Let’s consider how the User Equipment (UE) makes and maintains a wireless connection. The UE and base station need to find each other by sweeping their antenna beams around in some organized fashion. Once they lock onto beam settings that work, they’ll need to keep updating the beam directions as the UE moves through the network or changes orientation. Especially at FR2 frequencies, shadowing and blocking can be severe. At some point, the UE will need to switch to another base station, causing the cycle to repeat. Beam management is the key, at the UE and at the base station.

The test challenge is made more difficult by this beamforming operation. How do we ensure that the UE can steer the beam appropriately so that the 5G devices will work? Do we need to test in all 3D directions? Or can we just rely on a few key samples to ensure proper operation?

From how good is my signal to where is my signal

For FR1 the question being asked for the last 100 years was “How good is my signal?” But 5G NR at FR2 brings a new paradigm which is “Where is my signal?” since if it is pointing in the wrong direction its quality is no longer relevant.”

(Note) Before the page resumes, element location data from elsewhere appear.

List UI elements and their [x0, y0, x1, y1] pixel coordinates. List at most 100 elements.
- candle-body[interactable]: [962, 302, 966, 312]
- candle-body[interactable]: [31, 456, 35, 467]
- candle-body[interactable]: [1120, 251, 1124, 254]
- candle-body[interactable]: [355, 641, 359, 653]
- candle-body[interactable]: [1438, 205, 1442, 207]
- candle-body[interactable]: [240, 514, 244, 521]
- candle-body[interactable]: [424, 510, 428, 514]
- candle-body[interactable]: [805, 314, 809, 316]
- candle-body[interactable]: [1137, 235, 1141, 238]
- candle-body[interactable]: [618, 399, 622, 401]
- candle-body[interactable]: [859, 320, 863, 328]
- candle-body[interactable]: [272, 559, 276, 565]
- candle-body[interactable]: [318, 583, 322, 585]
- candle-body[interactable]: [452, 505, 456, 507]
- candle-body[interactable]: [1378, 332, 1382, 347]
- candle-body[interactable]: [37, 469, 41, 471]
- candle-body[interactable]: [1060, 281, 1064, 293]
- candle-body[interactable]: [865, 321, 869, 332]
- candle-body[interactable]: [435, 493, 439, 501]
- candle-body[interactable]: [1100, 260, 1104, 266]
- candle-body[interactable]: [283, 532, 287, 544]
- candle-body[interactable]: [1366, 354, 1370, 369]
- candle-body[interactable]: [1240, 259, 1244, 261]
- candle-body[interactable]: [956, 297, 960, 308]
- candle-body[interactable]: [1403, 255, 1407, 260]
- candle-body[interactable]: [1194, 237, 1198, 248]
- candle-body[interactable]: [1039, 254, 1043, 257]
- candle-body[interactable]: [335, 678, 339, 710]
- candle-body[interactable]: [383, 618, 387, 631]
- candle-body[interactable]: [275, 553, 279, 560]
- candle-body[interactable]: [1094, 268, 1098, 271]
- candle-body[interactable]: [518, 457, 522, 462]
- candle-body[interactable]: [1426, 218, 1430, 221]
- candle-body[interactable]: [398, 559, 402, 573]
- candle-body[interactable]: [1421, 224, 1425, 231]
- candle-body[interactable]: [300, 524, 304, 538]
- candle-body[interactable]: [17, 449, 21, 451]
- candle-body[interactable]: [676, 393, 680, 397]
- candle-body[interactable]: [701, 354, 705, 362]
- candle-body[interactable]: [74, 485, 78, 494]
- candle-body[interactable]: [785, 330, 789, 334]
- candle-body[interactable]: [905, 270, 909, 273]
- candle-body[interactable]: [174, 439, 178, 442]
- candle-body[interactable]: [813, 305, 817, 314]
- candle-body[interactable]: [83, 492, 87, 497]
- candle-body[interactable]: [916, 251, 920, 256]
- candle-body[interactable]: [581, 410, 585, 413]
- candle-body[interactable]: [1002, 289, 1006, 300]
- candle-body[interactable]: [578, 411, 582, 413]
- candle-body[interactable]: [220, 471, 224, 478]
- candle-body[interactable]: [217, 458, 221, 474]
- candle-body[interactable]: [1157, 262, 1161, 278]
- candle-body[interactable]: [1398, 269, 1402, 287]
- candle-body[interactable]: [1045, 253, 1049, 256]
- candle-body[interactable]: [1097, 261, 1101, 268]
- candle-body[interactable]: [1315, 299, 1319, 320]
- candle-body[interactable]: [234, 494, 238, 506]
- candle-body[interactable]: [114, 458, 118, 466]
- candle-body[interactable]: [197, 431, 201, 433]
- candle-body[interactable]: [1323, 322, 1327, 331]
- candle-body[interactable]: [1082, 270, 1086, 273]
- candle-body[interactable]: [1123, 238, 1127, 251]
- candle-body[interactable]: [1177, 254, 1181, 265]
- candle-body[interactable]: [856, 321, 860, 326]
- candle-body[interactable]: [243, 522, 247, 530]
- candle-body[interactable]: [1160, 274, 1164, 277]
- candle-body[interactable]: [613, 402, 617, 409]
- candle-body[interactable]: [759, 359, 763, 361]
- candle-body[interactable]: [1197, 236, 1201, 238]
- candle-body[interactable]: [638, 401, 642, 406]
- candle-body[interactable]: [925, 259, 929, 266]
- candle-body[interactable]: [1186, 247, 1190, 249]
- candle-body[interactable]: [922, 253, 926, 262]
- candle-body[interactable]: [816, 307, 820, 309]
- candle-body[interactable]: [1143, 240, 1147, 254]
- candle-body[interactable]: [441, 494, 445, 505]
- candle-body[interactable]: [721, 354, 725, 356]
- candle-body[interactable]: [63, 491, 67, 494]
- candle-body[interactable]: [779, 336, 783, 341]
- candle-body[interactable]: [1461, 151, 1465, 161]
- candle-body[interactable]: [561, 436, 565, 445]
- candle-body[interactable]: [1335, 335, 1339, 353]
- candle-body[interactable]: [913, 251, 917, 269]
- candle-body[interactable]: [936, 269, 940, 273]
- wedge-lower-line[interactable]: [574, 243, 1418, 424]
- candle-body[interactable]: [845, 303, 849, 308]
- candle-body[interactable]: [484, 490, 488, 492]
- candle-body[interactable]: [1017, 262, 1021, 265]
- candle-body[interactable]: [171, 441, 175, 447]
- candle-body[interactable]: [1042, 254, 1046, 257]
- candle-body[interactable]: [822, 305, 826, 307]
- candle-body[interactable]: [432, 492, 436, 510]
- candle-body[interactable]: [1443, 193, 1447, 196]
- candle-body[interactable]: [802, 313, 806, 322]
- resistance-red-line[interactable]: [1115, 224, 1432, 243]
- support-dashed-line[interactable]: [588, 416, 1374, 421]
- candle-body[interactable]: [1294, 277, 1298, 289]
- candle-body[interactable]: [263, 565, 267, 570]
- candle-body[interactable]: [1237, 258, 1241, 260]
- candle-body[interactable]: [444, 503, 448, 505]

These design and test challenges are being worked on every day by Research engineers and other technical experts in the industry.  And, these are the among the key areas that need  breakthrough innovation for 5G to be successful. Industry is making progress in these areas but there’s still more work to be done.

Takeaways

To properly test 5G systems, it will be necessary to first pick appropriate channel conditions that adequately reflect the environment of choice. This must take into account fast-changing in-channel impairments, as well as numerous sources of blocking caused by the physical environment and dynamic factors such as vehicle and device movement and body/hand blocking.  Any realistic test system will have to emulate similar conditions, but do the existing test methods specified by 3GPP6 scale up to mmWave?   The answer is a YES as industry test are committed to getting customers on the fastest path to 5G.